Tom instructs Pecos to accompany Juan to the border while he returns to Agry to recover his money. The sheriff's men manage to free themselves, catch up with and kill Pecos while re-capturing Juan.

Gomez returns to Simon's house with the ransom money, and the judge sends his enforcer, Carbo, to get Juan from jail. But the cell is empty, and the sheriff informs Carbo that it is he with whom Gomez needs to deal.

Tom, meantime, has returned to town and, at gunpoint, forces Lew to get his money out of the safe. As he is readying to leave, the sheriff's men return with Juan. Once again Juan and Tom are thrown into a cell together.

The townspeople are tired of waiting for the hanging, and tensions rise. Simon goes to town, finds Gomez with Lew, and instructs Carbo to walk Gomez to the jail to retrieve Juan. A gunfight breaks out, the saddlebags containing the $50,000 are dropped in the street, and the ensuing stand-off results in the judge and the sheriff shooting each other, committing mutual fratricide.

In the end, gunfighter Carbo inherits the town. Juan is freed, the ransom money is returned to the de la Vega family, and Tom resumes his journey to Texas.

==Cast==
- Randolph Scott as Tom Buchanan
- Craig Stevens as Abe Carbo
- Barry Kelley as Sheriff Lew Agry
- Tol Avery as Judge Simon Agry
- Peter Whitney as Amos Agry
- Manuel Rojas as Juan De La Vega
- L. Q. Jones as "Pecos" Hill
- Robert Anderson as Waldo Peck
- Joe De Santis as Esteban Gomez
- William Leslie as Roy Agry
- Jennifer Holden as K.T.
- Nacho Galindo as "Nacho"

==Production==
Although the screenplay is credited to Charles Lang, his script was deemed unsuitable, so Boetticher asked his regular writer, Burt Kennedy, to rewrite the script. Because Lang's wife was gravely ill and he needed the money, Kennedy allowed him to take the salary and screen credit. In a 2001 interview at the Cinecon Film Festival, Boetticher confirmed that the script was Kennedy's work, noting that such lines as "This sure is a $10 town" and "Don't just stand there, Amos, get a shovel!" could only have been written by him.

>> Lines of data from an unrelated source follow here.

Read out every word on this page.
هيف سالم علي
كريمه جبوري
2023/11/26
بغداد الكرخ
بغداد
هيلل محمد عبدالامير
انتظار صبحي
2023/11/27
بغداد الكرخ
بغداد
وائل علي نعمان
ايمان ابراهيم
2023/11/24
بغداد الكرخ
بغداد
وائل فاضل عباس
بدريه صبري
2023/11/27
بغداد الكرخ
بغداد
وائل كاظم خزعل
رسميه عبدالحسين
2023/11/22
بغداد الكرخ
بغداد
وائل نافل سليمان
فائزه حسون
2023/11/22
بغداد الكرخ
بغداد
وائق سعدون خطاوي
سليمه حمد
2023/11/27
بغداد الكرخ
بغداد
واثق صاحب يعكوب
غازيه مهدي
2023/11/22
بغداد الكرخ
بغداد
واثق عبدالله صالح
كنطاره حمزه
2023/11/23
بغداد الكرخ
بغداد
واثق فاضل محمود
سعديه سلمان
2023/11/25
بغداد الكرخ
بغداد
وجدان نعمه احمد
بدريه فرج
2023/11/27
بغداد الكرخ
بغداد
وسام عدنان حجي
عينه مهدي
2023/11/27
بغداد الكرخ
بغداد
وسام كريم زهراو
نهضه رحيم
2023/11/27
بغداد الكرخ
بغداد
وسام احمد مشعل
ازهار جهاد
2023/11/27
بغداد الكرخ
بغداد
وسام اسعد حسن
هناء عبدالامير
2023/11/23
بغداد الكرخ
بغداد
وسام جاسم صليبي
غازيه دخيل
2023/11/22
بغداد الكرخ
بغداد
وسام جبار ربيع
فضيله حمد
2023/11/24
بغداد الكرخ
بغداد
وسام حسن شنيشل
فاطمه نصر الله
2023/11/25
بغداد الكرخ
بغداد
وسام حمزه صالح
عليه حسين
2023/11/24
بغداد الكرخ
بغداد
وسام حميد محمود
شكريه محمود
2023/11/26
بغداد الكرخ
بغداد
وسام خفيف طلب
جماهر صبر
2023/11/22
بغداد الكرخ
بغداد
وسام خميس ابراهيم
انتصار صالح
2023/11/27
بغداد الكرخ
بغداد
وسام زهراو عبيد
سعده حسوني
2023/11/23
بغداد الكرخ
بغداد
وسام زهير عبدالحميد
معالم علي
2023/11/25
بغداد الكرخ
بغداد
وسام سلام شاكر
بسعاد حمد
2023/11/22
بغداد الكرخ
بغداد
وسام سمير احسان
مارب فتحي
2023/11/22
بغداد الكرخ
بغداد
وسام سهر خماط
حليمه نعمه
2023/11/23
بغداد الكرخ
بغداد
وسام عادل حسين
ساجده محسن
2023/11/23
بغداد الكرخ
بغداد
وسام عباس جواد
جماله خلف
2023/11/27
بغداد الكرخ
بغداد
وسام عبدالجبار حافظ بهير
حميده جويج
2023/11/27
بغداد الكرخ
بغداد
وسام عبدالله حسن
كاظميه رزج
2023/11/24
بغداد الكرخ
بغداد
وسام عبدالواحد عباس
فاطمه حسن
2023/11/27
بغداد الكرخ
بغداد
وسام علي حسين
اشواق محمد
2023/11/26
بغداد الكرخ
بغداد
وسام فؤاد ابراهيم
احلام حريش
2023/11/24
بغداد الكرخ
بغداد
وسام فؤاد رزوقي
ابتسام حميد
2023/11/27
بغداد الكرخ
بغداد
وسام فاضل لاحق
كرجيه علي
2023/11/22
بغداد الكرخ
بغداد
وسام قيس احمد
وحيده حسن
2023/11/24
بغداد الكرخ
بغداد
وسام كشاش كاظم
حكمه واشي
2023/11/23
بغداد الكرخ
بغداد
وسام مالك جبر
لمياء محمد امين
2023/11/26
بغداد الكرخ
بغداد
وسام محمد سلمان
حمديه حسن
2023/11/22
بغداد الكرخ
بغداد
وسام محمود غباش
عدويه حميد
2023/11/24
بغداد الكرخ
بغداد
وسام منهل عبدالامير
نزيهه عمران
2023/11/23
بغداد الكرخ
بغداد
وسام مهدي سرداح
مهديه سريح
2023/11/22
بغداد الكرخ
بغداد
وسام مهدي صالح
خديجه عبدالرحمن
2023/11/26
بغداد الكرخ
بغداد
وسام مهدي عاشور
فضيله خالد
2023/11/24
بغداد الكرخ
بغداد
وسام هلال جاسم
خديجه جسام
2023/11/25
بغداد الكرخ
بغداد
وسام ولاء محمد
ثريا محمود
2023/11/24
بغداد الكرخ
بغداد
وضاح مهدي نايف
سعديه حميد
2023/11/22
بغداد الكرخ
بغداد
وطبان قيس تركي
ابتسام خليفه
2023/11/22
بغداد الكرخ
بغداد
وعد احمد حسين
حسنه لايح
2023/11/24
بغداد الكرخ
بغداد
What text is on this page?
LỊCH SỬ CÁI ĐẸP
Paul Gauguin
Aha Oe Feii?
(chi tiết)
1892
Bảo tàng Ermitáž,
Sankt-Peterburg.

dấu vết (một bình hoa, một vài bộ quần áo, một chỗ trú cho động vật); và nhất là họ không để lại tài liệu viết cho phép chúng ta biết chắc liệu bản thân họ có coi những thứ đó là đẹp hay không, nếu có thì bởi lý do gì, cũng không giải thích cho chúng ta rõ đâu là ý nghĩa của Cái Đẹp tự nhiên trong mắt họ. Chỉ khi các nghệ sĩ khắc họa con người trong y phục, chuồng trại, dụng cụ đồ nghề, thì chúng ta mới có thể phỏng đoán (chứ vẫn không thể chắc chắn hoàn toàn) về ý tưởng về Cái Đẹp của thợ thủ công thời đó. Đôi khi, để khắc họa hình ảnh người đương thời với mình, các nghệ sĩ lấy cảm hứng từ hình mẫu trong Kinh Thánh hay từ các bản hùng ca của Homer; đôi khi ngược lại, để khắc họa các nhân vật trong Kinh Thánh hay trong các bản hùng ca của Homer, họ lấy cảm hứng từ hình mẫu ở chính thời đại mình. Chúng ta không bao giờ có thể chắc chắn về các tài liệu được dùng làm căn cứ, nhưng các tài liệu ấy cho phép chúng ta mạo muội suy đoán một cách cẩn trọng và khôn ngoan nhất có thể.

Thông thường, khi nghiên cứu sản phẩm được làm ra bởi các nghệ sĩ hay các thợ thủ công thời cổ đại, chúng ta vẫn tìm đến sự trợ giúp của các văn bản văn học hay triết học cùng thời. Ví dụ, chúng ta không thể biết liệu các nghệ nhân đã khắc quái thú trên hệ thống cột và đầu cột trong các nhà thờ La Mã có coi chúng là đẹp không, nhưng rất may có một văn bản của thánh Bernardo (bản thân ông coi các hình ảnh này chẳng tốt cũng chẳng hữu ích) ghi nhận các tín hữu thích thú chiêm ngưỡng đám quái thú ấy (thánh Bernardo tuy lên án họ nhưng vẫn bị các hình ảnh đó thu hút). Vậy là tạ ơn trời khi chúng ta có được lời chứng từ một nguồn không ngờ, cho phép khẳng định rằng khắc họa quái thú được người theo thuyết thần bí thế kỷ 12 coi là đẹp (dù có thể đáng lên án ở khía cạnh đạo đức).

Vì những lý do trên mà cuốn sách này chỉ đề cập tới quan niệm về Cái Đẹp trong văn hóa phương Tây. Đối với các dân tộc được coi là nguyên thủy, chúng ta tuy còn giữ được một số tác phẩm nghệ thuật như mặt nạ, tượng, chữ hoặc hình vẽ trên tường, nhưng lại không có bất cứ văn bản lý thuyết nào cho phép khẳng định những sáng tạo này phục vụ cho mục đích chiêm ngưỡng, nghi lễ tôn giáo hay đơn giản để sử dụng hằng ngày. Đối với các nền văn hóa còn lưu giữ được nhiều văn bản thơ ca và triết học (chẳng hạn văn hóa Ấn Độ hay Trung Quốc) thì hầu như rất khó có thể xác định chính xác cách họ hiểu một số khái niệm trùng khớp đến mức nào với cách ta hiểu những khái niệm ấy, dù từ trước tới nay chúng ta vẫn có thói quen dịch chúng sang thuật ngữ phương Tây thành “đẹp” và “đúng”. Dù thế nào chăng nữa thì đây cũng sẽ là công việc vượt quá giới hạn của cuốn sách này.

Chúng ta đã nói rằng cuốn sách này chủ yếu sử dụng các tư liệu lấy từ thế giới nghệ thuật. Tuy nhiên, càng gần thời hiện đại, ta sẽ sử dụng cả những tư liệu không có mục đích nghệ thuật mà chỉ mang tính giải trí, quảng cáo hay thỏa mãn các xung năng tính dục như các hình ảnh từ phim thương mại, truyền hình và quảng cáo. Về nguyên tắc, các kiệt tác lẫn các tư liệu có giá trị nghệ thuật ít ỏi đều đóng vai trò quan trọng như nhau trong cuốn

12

A number of music score stock cues used in the production are the same as those used in the 1958–1961 TV series Sea Hunt, with stock music credits to Mischa Bakaleinikoff, George Duning, Heinz Roemheld, and Paul Sawtell.

Filmed at Old Tucson Studios Arizona

==Home media==
In 2008 a DVD box set of five Budd Boetticher films starring Randolph Scott was released. Along with Buchanan Rides Alone the set includes Comanche Station, Decision at Sundown, Ride Lonesome, and The Tall T. In 2021, Mill Creek Entertainment released a Blu-ray box set of 12 Randolph Scott films including Buchanan Rides Alone and the other Budd Boetticher/Randolph Scott films.